What the term ‘reparations’ signifies in the United States is a tough national reckoning with the moral, material, legal and political injustice of slavery, in the form of generous payouts to black Americans. As a political issue, it is profoundly unresolved. But what the teachers’ union calls racial reparations is, along with a proposal to let homeless students live in empty school buildings, the most palatable part of its common-good vision. What the union means by reparations — according to a detailed description of its common-good demands, which it published in December — is that the school district would turn schools with large black populations into “Black thriving community schools”, where food, healthcare and other social services are provided to needy families.

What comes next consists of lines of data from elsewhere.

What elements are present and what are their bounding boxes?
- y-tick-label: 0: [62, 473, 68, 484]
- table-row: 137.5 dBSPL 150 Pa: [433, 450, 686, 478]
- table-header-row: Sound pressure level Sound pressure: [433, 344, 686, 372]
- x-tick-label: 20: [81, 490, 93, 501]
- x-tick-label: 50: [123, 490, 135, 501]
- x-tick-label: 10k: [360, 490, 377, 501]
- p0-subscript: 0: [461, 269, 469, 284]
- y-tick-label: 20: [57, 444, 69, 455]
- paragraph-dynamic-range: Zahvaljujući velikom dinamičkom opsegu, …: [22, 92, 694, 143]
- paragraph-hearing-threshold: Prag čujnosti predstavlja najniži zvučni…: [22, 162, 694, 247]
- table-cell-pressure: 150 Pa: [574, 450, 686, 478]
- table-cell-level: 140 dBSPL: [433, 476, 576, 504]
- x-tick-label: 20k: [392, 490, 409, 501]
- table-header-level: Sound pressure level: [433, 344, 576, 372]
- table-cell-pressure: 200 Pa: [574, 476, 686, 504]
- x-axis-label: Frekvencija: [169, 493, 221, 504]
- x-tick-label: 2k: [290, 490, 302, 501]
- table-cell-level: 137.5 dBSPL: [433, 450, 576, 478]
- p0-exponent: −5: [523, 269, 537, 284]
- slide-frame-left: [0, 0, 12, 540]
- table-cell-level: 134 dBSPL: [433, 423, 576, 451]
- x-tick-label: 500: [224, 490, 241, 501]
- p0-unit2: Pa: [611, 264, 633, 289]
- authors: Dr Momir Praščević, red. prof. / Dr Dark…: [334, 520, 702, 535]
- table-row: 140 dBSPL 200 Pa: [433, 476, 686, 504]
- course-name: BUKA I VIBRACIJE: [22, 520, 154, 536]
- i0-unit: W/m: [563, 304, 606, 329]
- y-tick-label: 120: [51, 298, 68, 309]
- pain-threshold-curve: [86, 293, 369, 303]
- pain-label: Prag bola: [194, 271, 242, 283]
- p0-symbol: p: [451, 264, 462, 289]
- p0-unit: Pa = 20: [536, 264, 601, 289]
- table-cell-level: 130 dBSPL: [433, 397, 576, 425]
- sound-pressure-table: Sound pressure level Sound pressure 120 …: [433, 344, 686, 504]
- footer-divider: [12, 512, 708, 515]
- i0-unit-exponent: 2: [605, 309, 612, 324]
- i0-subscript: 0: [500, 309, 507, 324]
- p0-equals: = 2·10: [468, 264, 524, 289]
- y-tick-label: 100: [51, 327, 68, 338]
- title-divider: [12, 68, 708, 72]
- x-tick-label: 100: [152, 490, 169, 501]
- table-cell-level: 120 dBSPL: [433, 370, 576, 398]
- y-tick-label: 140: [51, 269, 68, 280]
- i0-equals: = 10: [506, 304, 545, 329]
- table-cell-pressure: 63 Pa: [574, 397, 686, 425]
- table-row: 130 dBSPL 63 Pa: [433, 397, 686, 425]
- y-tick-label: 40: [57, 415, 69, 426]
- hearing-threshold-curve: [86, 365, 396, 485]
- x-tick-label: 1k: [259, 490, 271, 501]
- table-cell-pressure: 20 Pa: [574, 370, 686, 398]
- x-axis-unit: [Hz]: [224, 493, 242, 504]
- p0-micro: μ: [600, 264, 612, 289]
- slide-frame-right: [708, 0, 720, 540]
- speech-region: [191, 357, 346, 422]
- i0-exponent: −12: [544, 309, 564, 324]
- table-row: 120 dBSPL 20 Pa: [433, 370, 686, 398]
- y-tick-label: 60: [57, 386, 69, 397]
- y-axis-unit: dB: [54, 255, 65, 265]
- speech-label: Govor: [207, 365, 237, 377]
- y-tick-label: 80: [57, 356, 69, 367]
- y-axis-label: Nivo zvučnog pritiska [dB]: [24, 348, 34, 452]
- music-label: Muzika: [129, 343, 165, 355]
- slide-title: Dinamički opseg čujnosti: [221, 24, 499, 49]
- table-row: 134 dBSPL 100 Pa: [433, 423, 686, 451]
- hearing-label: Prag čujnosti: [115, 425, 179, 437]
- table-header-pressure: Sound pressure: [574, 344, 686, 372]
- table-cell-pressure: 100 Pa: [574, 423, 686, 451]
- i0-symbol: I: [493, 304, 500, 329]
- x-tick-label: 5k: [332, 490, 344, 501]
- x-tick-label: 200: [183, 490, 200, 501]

Now, the idea of community schools is an old one in education circles. If it turned out that such schools were an effective way to educate poor children and deliver social services to their families, Oakland parents would probably support them, even given the racially specific framing of “Black thriving” (though we’d still object to using them as a reason to hold a teacher strike). We recognise that the overlap between black and poor populations in our city is large. And the fact that politics in Oakland — birthplace of the Black Panthers — is always also racial politics, is a shock to no one who lives here. Indeed, the vernacular rawness and bluntness of Oakland’s racial politics is one of the many things I found refreshing about the city when I moved here in 2004. Feeling all my arguments from ‘colour blindness’ fall away was both a settling-in and a liberation. I lived in Oakland now.
In this context, casting the “Black thriving community schools” proposal as reparations is almost perversely divisive, especially for a teacher organisation ostensibly dependent on the support of parents, including non-black, politically moderate parents. In conversations about the strike I had with such parents, the word came up several times as a bemused question: ‘Reparations?’